The original 1.4 distribution contained some example apps, that could be used from the command line. The author stated:

Sample Apps

The jar file contains sample main() entry points:

nu.validator.htmlparser.tools.XSLT4HTML5 nu.validator.htmlparser.tools.XSLT4HTML5XOM nu.validator.htmlparser.tools.HTML2XML nu.validator.htmlparser.tools.XML2HTML nu.validator.htmlparser.tools.XML2XML nu.validator.htmlparser.tools.HTML2HTML The first two are sample apps that demo the use of XSLT with HTML5. The first one can use SAX or DOM and requires the Xalan serializer. The second one uses XOM. Running without parameters dumps usage help.

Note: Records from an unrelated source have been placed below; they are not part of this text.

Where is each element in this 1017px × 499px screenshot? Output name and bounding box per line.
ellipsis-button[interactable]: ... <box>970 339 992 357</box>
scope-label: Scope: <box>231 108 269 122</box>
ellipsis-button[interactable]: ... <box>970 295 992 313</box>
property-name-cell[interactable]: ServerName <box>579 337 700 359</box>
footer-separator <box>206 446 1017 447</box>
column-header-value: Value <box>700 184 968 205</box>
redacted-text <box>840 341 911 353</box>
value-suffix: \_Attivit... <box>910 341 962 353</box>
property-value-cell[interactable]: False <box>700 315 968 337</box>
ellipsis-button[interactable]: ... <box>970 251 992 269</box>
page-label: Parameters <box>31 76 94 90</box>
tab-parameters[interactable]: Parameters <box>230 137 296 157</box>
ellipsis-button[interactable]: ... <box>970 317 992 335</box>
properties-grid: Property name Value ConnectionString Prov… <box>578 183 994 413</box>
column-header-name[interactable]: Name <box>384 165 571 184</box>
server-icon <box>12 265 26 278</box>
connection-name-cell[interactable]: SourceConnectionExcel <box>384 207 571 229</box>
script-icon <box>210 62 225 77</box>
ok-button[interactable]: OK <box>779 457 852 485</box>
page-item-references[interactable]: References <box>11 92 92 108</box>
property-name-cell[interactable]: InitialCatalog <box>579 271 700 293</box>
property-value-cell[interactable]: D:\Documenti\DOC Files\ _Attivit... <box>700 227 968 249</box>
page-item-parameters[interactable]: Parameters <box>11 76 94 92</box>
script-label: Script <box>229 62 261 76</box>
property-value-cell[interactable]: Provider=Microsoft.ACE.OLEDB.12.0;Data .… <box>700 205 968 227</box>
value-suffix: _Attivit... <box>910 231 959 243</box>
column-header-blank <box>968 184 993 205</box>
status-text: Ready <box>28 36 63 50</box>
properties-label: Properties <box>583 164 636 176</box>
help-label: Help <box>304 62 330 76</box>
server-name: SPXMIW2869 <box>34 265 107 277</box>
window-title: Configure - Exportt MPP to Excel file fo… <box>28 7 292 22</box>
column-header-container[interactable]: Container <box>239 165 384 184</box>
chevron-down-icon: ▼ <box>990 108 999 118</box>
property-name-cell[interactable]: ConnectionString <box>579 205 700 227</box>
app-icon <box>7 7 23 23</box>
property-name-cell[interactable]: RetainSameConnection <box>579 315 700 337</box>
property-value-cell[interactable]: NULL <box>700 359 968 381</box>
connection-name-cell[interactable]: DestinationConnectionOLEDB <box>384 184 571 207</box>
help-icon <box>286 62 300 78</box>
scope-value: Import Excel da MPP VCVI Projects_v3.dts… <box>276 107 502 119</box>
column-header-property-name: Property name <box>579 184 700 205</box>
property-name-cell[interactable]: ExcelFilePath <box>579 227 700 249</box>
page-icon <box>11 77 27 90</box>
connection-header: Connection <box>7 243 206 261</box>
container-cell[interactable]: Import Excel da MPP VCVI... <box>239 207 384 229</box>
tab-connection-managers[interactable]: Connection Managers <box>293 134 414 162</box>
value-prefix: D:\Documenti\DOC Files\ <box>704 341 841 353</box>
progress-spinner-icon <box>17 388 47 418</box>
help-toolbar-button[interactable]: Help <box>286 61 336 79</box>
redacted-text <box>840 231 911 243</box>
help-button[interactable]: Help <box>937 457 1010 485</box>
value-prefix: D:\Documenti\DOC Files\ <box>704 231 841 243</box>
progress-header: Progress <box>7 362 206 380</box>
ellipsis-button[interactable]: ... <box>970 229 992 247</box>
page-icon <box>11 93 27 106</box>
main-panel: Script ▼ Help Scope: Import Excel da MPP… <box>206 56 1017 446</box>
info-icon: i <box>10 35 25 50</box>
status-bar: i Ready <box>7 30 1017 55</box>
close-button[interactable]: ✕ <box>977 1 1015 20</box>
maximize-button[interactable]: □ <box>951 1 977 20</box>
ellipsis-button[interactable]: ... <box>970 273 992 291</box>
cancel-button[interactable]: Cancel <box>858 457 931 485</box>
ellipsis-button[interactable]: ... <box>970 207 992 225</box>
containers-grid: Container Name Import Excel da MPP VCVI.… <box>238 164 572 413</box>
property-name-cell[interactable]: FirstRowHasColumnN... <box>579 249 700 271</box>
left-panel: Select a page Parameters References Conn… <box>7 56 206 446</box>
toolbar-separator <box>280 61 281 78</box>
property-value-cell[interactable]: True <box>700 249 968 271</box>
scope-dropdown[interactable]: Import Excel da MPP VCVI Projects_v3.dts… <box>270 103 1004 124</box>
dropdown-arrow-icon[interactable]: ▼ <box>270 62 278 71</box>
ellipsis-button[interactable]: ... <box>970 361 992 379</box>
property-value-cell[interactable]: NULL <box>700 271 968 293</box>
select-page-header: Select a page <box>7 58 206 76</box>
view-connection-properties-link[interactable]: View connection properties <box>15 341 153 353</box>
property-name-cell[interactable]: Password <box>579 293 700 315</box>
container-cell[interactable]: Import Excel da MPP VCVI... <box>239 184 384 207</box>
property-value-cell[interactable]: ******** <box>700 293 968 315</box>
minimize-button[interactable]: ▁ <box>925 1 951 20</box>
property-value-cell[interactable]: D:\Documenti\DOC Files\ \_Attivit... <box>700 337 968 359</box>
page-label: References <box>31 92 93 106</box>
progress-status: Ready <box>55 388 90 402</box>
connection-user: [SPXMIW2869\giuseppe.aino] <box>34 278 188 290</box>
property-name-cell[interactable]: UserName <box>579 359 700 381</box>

java -cp htmlparser-1.4.jar nu.validator.htmlparser.tools.XSLT4HTML5 --template=sort-ul.xsl --input-html=test.html --output-html=out.html --mode=dom

HTML2XML converts HTML5 to XML 1.0 plus Namespaces. With no arguments, it reads from stdio and writes to stdout. With one parameter, it reads the named file and writes to stdout. With two parameters, the first is the input file name and the second is the output file name.

XML2HTML, HTML2HTML and XML2XML work analogously. The *2HTML versions produce bad output if the document tree is not serializable as HTML5. It is up to the user the make sure that it is.

The sourcecode is in test-src/nu/validator/htmlparser/tools/ but none of the releases I found on Maven Central has the classes built in. I do have an older JAR, which is also named htmlparser-1.4.jar on disk, from years ago, that had these classes and thus is usable from the CLI.

May I kindly ask you, to bring these back, so one can convert HTML into XHTML simply from the command line? Thank you!

dhouck commented 1 year ago

As far as I can tell, there is no currently-existing tool that does what HTML2XML does, and the obvious ways of writing one (eg. Python BeautifulSoup, HTML Tidy) donʼt actually work right especially around namespaces.

The version here also isnʼt ideal (Iʼm planning to submit another PR about that in a few minutes) but it would be better than everything else I could find, ie. nothing.